Sit back and enjoy a bowlful of this delicious creamy pasta, packed with wild mushrooms and sweet crayfish. Ready in just 15 minutes, this pasta recipe is perfect for an easy midweek meal.
- Serves 2
- 5 mins to prepare and 10 mins to cook
- 494 calories / serving
- 150g (5oz) Tesco Finest Linguine Pasta
- 1 tsp Tesco Organic Extra Virgin Olive Oil
- 1 large garlic clove, sliced
- 2 x 100g packs wild Tesco Mushroom Mix, torn into large pieces
- 50ml (2fl oz) dry white wine or fish stock
- 50ml (2fl oz) double cream
- 1 x 120g pack cooked crayfish tails
- 1 lemon, half juiced, half cut into wedges to serve
- 1/2 x 30g pack chives
- In a large pan of boiling water, cook the pasta according to pack instructions.

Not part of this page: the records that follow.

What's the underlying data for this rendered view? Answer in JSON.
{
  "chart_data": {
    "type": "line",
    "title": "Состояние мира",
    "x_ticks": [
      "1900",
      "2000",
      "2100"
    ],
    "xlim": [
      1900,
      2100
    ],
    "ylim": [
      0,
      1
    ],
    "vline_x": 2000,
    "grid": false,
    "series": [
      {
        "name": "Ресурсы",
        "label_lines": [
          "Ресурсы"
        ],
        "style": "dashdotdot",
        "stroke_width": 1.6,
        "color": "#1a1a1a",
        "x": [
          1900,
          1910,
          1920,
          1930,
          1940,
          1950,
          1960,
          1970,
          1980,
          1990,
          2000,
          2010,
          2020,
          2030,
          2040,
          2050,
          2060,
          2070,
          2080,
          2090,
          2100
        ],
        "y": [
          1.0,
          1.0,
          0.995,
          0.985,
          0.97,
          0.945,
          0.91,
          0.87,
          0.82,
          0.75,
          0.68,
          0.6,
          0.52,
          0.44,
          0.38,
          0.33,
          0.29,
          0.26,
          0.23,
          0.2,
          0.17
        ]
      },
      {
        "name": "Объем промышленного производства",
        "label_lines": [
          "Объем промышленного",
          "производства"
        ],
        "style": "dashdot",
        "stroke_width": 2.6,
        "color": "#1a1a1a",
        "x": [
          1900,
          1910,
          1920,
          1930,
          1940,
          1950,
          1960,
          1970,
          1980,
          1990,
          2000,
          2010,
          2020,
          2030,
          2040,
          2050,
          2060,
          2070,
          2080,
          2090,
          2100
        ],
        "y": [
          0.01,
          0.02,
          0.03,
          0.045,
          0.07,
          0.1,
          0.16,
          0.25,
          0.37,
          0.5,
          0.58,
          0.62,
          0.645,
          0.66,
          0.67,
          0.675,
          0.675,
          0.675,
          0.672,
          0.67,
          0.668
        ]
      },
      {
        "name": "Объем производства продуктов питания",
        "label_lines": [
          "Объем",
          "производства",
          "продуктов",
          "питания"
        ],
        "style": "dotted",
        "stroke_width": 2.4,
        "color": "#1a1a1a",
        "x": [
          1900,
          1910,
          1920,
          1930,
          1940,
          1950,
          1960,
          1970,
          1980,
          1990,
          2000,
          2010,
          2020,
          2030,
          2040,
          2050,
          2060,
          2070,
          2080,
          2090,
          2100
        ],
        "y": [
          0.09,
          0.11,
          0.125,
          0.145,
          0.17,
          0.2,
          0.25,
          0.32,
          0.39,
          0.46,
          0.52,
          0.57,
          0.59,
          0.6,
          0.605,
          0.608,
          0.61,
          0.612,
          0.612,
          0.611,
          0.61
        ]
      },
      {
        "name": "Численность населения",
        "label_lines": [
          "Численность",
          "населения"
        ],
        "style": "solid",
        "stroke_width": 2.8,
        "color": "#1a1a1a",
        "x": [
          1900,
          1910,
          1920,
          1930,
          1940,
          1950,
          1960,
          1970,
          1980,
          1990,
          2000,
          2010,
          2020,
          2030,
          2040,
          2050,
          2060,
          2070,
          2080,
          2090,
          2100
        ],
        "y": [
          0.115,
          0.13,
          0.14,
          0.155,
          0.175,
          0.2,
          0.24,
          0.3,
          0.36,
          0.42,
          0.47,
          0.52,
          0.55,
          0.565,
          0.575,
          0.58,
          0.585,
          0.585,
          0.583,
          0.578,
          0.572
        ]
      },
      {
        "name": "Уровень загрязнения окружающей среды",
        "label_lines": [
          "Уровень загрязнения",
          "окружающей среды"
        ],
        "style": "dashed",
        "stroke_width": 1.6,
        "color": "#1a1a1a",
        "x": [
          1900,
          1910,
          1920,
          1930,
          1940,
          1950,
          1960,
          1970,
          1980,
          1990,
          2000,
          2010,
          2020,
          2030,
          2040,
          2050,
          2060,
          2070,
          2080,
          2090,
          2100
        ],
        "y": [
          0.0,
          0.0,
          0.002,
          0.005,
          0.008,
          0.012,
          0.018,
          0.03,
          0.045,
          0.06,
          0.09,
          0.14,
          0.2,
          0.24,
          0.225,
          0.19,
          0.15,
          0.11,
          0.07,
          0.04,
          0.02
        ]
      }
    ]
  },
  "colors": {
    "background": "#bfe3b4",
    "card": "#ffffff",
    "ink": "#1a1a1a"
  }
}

- Meanwhile, heat the olive oil in a large frying pan, then add the garlic and cook for 1 minute. Add the mushrooms to the pan and stir-fry for 2 minutes.
- Pour in the white wine or fish stock and leave to bubble for 1 minute. Pour in the cream and cook for 2 minutes. Add the crayfish and lemon juice then season. Snip over most of the chives, reserving a few to garnish.
- Drain the pasta and add to the sauce in the frying pan; continue to stir over a low heat for a minute to combine the flavours.
- Serve garnished with the rest of the chives and lemon wedges.